Partai Golkar telah mengusulkan dan memberikan dukungan kepada Wali Kota Solo, Gibran Rakabuming Raka, sebagai calon wakil presiden (cawapres) yang akan mendampingi calon presiden, Prabowo Subianto, dalam Pemilihan Presiden 2024. Pengumuman ini disampaikan dalam Rapimnas Golkar yang berlangsung pada hari Sabtu (21/10) kemarin, di mana Gibran turut hadir.
Meskipun pertemuan antara Gibran dengan Ketua Umum Partai Golkar dan PAN adalah hal yang biasa dalam dunia politik, ada pertimbangan etika politik yang perlu diperhatikan ketika pertemuan tersebut membahas dukungan atau deklarasi dari Golkar dan PAN terhadap Gibran sebagai cawapres Prabowo.
Gibran adalah seorang kader aktif PDIP, sementara Golkar dan PAN adalah bagian dari koalisi yang mendukung Gerindra.
Sebelumnya, PDIP telah mendeklarasikan pasangan calon presiden dan cawapresnya untuk Pemilihan Presiden 2024, yaitu Ganjar Pranowo dan Mahfud Md. Oleh karena itu, keputusan Partai Golkar untuk mendukung Wali Kota Solo ini sebagai pasangan Prabowo dapat dilihat sebagai langkah yang tidak tepat.
Gibran adalah seorang kader dari PDIP dan juga masih menjabat sebagai Wali Kota. Oleh karena itu, dari segi hukum, dia adalah kader PDIP yang mencalonkan diri untuk PDIP.
Dalam konteks ini, partai-partai yang mengambil kader dari partai lain tanpa izin atau kesepakatan dengan partai asal menimbulkan pertanyaan tentang etika dalam pengelolaan organisasi partai.
Seharusnya, partai-partai politik seharusnya memajukan kader-kadernya sendiri sebagai pemimpin dan tidak mengambil kader dari partai lain, terutama jika mereka berasal dari koalisi yang berbeda.
Apabila Gibran menerima tawaran untuk menjadi cawapres Prabowo, maka etika politik dari putra sulung Presiden Joko Widodo ini juga akan dipertanyakan oleh banyak pihak.
Tindakan semacam ini dapat berdampak pada pendidikan politik masyarakat. Publik mungkin akan melihatnya sebagai upaya Gibran untuk mencapai tujuannya dengan cara yang pragmatis demi meraih kemenangan sebagai cawapres. Selain itu, hal ini juga dapat memicu pertanyaan mengenai dinasti politik.
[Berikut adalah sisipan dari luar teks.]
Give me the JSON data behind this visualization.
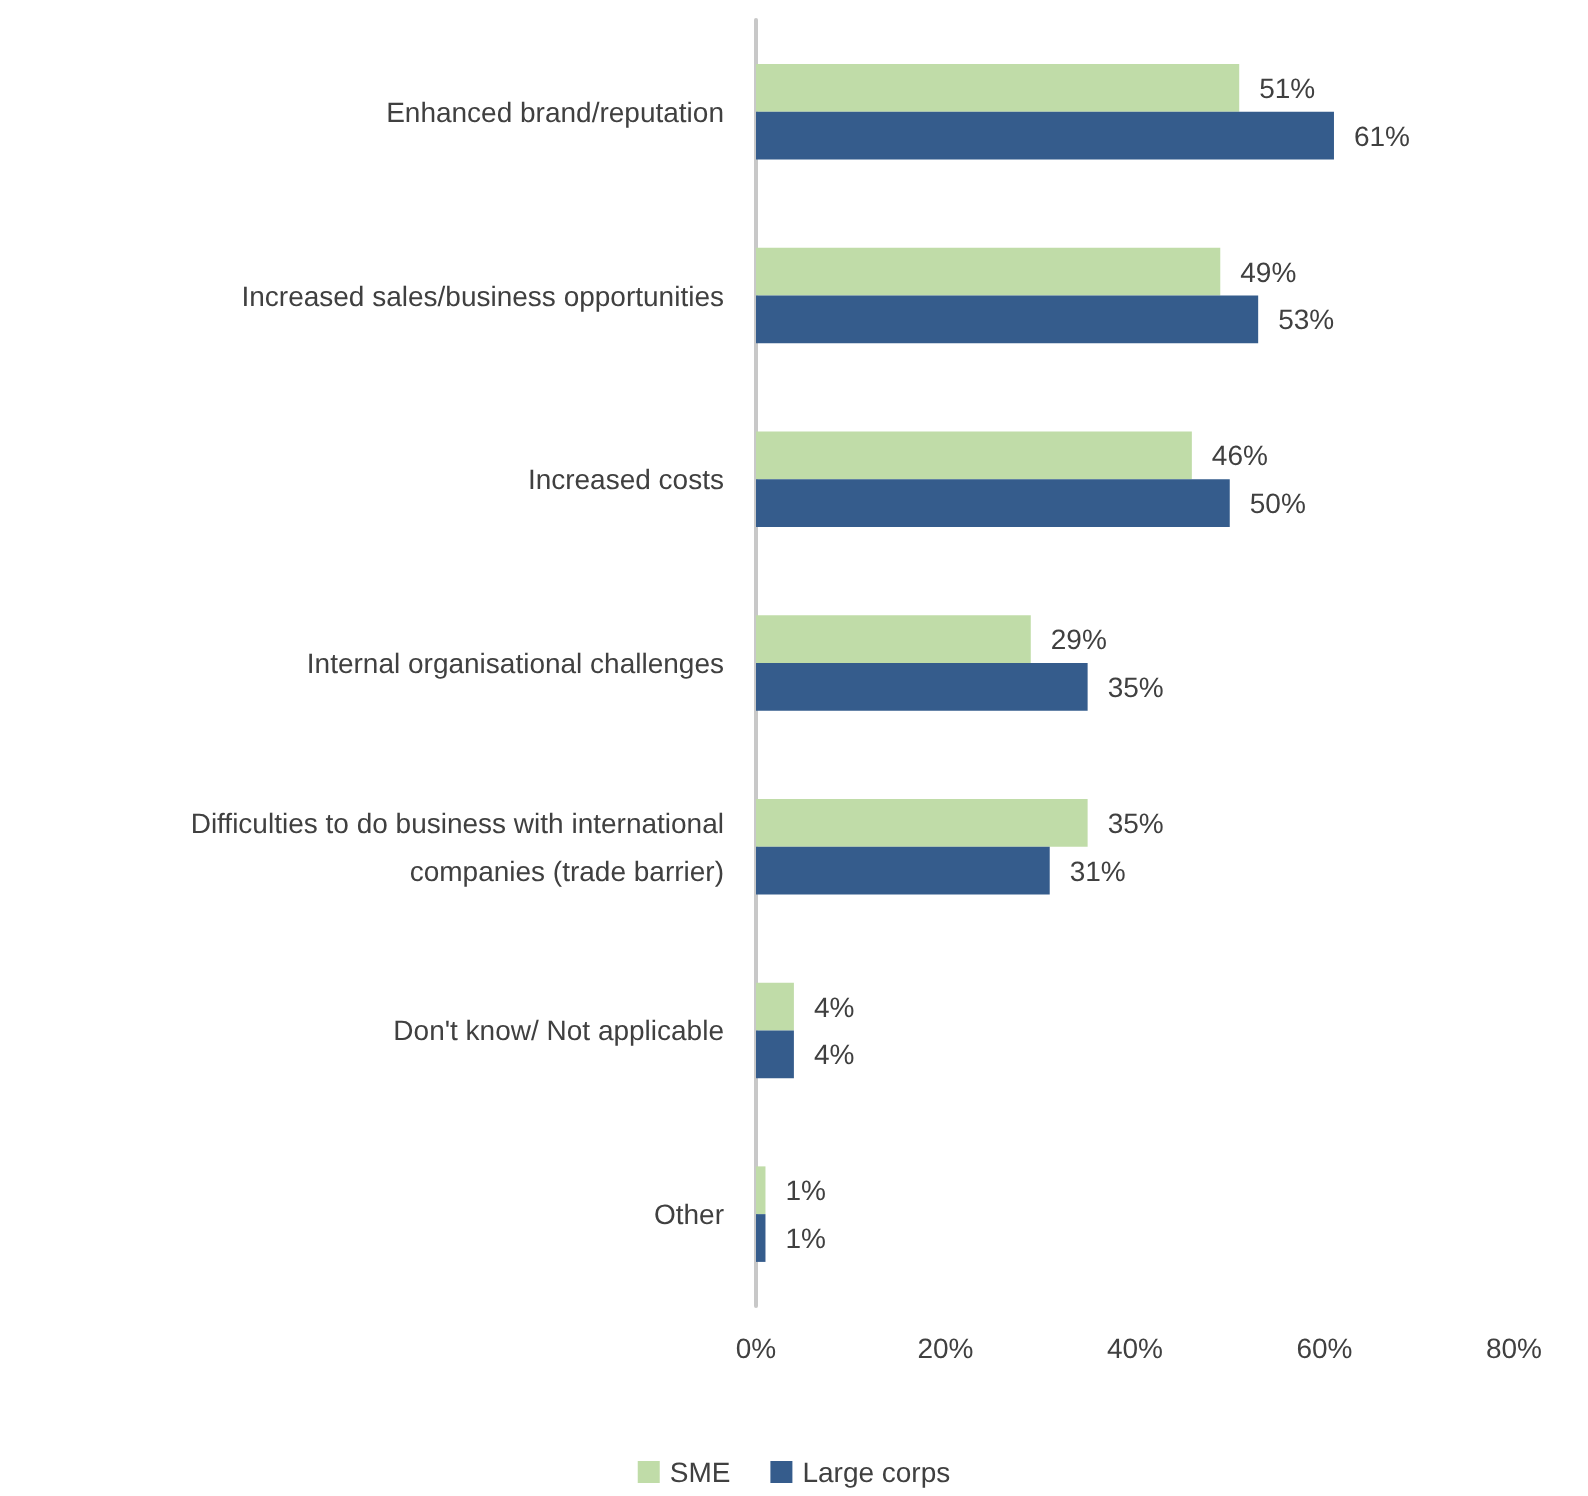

Keputusan Partai Golkar untuk mendukung Gibran sebagai cawapres mencerminkan kurangnya semangat demokrasi dan pertumbuhan politik dinasti. Ini bisa dinilai sebagai langkah yang melawan semangat reformasi, dan kemungkinan besar akan mengecewakan dan memicu kemarahan di kalangan publik atas keputusan tersebut.
Seharusnya, Partai Golkar seharusnya menunjukkan semangat demokrasi dengan menghindari politik dinasti. Pengembangan kader di Partai Golkar harus lebih representatif, yang berarti mencalonkan cawapres dari kader-kadernya sendiri, bukan dari partai lain.
Jika Gibran memutuskan untuk maju sebagai cawapres, dia akan harus mengambil cuti dari jabatannya sebagai Wali Kota, sesuai dengan ketentuan yang tercantum dalam Undang-Undang PKPU. Menurut Pasal 15 PKPU Nomor 19 Tahun 2023, pejabat seperti wali kota tidak perlu mengundurkan diri jika mencalonkan diri sebagai calon presiden atau cawapres.
Namun, ada potensi munculnya masalah lain jika Gibran benar-benar maju sebagai cawapres Prabowo. Sebagai kader PDIP, langkahnya ini dapat menyebabkan konflik dengan partainya, terutama karena PDIP sudah mengumumkan pasangan calon presiden dan cawapresnya untuk Pemilihan Presiden 2024, yaitu Ganjar Pranowo dan Mahfud Md.
Gibran sendiri menjadi Wali Kota Solo setelah memenangkan Pilkada 2020 melalui PDIP, sehingga masalah ini bisa menimbulkan sejumlah konsekuensi yang lebih lanjut.